Posted: 8:44 AM, Oct 30, 2019
Updated: 2019-10-30 11:45:16-04
Test results for pedestrian crash prevention systems vary widely, study shows

The Insurance Institute for Highway Safety has released new results from tests that rated the pedestrian crash prevention systems of 16 midsize cars.

In 2018, nearly 6,300 people were hit and killed across the country. The number of pedestrians killed on U.S. roads last year was the highest in 28 years, an increase due in part to driver and walker distraction, alcohol and drug impairment, and more SUVs on the road, according the Governors Highway Safety Association.

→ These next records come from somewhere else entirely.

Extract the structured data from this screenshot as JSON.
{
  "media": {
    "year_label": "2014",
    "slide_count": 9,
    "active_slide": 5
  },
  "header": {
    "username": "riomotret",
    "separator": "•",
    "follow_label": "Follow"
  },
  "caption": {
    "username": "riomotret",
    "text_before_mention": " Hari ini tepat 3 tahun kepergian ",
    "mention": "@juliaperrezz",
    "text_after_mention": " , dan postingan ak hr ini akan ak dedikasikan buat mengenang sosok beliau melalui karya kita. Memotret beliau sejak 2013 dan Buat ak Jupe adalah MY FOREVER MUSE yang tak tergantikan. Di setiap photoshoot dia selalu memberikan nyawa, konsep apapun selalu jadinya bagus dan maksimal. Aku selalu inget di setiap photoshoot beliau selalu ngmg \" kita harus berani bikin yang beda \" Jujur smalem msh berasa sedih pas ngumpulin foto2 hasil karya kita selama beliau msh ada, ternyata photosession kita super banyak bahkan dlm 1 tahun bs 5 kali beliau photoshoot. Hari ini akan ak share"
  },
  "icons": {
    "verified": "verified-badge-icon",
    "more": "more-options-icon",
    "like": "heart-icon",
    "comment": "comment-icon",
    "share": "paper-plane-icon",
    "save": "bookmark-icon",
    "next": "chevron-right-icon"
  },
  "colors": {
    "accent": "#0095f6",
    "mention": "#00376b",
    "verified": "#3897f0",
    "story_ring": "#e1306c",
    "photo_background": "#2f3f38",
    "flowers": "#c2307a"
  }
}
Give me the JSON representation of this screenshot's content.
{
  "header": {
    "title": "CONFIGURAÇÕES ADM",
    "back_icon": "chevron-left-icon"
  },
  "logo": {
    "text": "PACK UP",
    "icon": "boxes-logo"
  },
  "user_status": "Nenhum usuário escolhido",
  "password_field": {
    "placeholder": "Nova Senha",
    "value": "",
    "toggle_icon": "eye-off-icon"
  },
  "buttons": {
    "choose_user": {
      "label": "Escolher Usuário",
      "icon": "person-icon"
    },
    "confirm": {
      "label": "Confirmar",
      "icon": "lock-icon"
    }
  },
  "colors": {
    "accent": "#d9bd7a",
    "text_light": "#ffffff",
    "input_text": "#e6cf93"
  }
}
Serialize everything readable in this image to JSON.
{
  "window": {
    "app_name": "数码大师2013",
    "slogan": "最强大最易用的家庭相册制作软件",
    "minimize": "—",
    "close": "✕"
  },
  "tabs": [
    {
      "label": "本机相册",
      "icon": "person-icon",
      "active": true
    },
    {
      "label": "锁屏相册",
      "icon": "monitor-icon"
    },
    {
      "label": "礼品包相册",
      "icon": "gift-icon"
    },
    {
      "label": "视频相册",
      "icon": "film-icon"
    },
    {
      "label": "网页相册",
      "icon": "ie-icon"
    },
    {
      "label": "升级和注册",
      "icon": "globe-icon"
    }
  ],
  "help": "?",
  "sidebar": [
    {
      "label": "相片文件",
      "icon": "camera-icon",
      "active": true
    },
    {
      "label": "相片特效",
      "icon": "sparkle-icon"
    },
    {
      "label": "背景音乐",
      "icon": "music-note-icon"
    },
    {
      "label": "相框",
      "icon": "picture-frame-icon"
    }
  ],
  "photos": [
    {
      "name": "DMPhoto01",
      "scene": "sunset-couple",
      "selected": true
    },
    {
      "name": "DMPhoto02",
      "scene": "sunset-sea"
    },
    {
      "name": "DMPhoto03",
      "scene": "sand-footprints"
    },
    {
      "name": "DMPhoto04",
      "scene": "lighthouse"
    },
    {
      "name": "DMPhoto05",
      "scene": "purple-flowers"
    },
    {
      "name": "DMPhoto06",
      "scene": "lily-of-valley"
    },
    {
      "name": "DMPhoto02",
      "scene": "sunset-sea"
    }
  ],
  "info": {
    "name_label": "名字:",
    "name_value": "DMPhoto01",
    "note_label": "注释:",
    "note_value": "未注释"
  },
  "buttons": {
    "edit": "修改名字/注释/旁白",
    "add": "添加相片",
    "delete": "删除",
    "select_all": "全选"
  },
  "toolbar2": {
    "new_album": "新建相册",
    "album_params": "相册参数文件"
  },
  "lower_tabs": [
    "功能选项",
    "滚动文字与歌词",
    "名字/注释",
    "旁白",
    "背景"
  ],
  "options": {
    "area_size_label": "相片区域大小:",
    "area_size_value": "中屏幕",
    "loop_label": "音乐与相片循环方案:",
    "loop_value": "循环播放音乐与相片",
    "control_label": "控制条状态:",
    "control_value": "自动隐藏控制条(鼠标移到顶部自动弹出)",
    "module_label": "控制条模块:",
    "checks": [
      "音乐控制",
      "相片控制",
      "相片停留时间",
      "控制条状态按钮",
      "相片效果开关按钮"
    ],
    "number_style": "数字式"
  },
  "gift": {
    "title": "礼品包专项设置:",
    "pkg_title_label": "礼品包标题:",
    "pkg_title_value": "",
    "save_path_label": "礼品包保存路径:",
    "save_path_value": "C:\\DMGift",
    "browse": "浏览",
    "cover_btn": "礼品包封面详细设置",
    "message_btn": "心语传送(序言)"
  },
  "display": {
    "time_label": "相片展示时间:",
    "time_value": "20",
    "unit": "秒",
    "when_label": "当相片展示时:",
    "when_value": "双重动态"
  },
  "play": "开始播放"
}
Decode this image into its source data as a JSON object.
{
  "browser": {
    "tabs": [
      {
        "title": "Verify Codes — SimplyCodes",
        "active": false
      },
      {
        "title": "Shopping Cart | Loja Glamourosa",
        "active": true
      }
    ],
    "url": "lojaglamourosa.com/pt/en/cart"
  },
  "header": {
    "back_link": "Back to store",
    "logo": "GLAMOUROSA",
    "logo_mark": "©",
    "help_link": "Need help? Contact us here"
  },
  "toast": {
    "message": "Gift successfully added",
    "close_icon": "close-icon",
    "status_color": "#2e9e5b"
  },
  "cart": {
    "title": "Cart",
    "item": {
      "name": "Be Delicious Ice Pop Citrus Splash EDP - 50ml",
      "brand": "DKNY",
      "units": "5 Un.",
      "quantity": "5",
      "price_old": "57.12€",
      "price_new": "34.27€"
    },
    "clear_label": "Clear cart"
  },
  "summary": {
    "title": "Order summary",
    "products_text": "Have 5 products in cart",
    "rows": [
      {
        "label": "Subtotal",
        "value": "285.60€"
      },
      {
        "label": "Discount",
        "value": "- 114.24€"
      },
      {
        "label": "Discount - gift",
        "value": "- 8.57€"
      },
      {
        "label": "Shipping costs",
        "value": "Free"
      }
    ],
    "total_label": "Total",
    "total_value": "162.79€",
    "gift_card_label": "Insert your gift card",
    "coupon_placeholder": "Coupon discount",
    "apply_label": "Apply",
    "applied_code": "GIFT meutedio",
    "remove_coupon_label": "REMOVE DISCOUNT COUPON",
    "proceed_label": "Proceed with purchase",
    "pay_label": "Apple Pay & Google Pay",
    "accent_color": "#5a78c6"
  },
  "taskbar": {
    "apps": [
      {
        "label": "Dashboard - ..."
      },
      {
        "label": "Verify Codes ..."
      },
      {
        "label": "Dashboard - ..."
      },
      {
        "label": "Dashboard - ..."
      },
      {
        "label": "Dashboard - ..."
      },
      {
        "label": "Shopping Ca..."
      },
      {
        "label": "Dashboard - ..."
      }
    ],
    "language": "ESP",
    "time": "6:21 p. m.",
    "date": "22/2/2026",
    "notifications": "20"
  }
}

Using data reported by states for the first half of 2018, the association estimates that pedestrian deaths are up 4% from 2017 and 35% -- or more than 1,500 additional deaths -- from 2008.

Over that period, Arizona had 125 pedestrian fatalities, up from 112 in the same period of 2017. Phoenix is listed as the third-deadliest city for pedestrians.

Automakers are working on technology for automatic emergency braking systems.

The Insurance Institute for Highway Safety tested the technology that scans the path ahead and automatically applies the brake to avoid hitting people on the roadway. Tests included scenarios where a child or adult is crossing the street.

Experts say results varied widely, even within the same automakers.